İhracatçıların yaşadığı sıkıntı ve beklentileri, endekse şöyle yansıdı:
- İhracatçı firmalar, döviz kurunun enflasyon karşısında düşük kalması nedeniyle maliyetleri karşılayamıyor ve fiyatlandırma yapamıyor.
- İhracatçılar, “Kur baskısı bizi zararına ihracata zorluyor ve bu durum sürdürülemez” diyor.
İhracatçılar çözüm önerisini şöyle aktardı:
- Rekabetçi ve öngörülebilir bir döviz kuru politikası benimsenmeli.
- Kur-enflasyon dengesi sağlanmalı.
- Döviz kazandırıcı faaliyetlere özel teşvikler verilmeli.
- Döviz kurları serbest piyasa şartlarında daha sağlıklı bir düzeyde şekillenmeli.
- Eximbank destekleri genişletilmeli ve kur riskine karşı koruma mekanizmaları güçlendirilmeli.
"Lezzet Durakları her şehrin kültürel kimliğini yansıtıyor"
TOYOTA Türkiye CEO’su ve Komite Başkanı Ali Haydar Bozkurt’un davetiyle “Uluslararası Portakal Çiçeği Karnavalı” için gittiğim Adana’da “Türkiye Kültür Yolu Festivali”nde önemli görev üstlenen Tüm Restoranlar ve Turizmciler Derneği (TÜRES) Başkanı Ramazan Bingöl’le sohbet fırsatı buldum.

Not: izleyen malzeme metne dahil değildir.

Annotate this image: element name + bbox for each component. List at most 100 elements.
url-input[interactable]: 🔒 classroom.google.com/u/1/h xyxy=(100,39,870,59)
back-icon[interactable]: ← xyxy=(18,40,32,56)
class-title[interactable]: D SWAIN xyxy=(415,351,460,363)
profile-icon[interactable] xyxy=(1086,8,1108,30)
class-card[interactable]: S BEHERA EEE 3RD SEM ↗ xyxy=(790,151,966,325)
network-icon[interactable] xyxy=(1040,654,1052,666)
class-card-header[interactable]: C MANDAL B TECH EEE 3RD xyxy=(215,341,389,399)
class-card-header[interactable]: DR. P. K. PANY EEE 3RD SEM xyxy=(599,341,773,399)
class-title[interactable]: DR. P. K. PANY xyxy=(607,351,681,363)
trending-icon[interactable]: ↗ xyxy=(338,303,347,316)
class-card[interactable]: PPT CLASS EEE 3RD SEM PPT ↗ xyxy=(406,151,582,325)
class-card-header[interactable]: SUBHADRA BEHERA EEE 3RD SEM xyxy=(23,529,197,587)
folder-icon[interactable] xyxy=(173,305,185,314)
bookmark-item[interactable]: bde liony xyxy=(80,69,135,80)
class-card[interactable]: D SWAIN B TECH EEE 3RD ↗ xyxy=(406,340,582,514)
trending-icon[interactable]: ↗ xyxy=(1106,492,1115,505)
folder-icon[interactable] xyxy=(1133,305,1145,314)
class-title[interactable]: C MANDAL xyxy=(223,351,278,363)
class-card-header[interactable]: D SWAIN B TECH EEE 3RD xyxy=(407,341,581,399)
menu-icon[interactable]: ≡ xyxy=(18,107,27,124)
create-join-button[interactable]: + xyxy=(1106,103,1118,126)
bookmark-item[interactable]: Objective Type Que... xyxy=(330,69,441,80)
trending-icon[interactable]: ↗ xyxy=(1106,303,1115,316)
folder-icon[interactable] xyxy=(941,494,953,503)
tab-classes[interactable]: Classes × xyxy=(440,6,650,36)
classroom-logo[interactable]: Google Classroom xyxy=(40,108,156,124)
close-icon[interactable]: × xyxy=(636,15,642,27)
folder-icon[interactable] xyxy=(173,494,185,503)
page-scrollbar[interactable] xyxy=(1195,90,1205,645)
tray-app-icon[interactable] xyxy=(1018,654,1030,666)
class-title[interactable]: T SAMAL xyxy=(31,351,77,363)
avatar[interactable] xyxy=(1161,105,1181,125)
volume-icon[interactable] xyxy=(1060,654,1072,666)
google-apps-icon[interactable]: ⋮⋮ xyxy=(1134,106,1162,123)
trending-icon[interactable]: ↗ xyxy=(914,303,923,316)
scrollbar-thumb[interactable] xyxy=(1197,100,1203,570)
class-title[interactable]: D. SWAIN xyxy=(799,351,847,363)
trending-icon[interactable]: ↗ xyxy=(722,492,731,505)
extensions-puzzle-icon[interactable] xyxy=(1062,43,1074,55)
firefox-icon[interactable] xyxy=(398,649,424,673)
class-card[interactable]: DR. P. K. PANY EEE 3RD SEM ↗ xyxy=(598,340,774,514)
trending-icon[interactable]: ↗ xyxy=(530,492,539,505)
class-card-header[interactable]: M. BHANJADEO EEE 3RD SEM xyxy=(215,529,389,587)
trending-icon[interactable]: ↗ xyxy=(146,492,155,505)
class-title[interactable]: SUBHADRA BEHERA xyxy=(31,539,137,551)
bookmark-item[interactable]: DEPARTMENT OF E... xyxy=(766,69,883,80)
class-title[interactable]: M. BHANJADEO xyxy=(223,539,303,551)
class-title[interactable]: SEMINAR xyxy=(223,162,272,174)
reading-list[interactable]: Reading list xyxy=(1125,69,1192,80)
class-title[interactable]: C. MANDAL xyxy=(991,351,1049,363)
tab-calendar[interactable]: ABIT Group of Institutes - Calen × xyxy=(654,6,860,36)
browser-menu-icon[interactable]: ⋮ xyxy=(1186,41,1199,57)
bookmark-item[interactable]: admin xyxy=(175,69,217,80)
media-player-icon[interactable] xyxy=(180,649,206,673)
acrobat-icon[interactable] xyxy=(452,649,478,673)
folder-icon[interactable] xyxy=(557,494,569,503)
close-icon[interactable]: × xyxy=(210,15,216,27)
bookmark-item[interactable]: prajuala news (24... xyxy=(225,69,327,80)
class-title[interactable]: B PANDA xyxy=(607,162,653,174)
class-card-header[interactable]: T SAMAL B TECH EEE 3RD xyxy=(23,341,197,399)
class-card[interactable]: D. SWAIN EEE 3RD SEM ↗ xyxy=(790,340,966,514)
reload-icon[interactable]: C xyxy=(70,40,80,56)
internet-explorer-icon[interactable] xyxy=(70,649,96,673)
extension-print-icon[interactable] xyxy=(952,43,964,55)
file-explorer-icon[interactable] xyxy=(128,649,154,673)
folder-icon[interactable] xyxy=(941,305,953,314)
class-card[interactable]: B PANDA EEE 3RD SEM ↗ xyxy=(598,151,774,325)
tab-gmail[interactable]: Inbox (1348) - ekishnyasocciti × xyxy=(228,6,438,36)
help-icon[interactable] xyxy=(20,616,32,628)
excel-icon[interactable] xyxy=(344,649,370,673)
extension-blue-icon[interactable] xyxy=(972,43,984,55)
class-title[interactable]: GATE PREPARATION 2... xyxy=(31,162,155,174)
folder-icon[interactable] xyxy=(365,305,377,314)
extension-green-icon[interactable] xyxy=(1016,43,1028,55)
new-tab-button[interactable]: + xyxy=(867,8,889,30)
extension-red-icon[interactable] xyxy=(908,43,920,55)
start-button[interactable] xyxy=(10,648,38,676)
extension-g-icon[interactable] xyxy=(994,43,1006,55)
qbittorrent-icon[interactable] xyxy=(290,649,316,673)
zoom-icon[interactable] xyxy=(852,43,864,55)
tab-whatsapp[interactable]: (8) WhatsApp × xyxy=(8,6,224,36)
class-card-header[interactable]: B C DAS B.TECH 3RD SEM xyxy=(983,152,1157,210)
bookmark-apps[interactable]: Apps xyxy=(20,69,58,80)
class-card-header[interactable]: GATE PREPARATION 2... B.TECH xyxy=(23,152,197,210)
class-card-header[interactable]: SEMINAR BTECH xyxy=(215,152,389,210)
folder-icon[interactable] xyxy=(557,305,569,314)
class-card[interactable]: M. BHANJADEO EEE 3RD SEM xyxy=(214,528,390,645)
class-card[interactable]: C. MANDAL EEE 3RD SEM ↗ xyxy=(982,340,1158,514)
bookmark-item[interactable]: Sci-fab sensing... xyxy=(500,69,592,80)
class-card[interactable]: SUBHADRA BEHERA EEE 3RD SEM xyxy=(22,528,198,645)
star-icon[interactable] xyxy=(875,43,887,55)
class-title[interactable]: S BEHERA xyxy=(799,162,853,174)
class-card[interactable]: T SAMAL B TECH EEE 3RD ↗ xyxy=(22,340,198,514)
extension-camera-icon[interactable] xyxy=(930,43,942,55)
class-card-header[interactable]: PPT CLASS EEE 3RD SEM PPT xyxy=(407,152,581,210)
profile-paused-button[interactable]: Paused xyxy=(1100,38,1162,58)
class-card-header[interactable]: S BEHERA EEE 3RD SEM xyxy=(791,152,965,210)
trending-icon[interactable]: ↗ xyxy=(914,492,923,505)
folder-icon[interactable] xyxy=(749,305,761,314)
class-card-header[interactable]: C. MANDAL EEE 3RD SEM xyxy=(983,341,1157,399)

Ramazan Bingöl, önce görevini tanımladı:
- “Türkiye Kültür Yolu Festivalleri”nin gastronomi tarafını ben yönetiyorum. Gastronominin kalbinin“Türkiye Kültür Yolu Festivalleri”nde atması için çalışıyoruz.
Kültür ve Turizm Bakanlığı işbirliği ile şehirlerde “Lezzet Durakları” belirlediklerini kaydetti:
- “Lezzet Durakları”, bulundukları kentin gastronomi kültürüne yön veren önemli temsilciler olarak öne çıkıyor.
- “Lezzet Durağı” uygulaması, her şehrin kültürel kimliğini yansıtan, özgün tatların sunulduğu restoranları belirleyerek onları birer “prestij noktası” haline getiriyor.
- Festival kapsamında öne çıkarılan geleneksel lezzetler, lokanta menülerine dahil edilerek geleceğin sofralarında da yaşamaya devam edecek kalıcı bir kültürel mirasa dönüşüyor.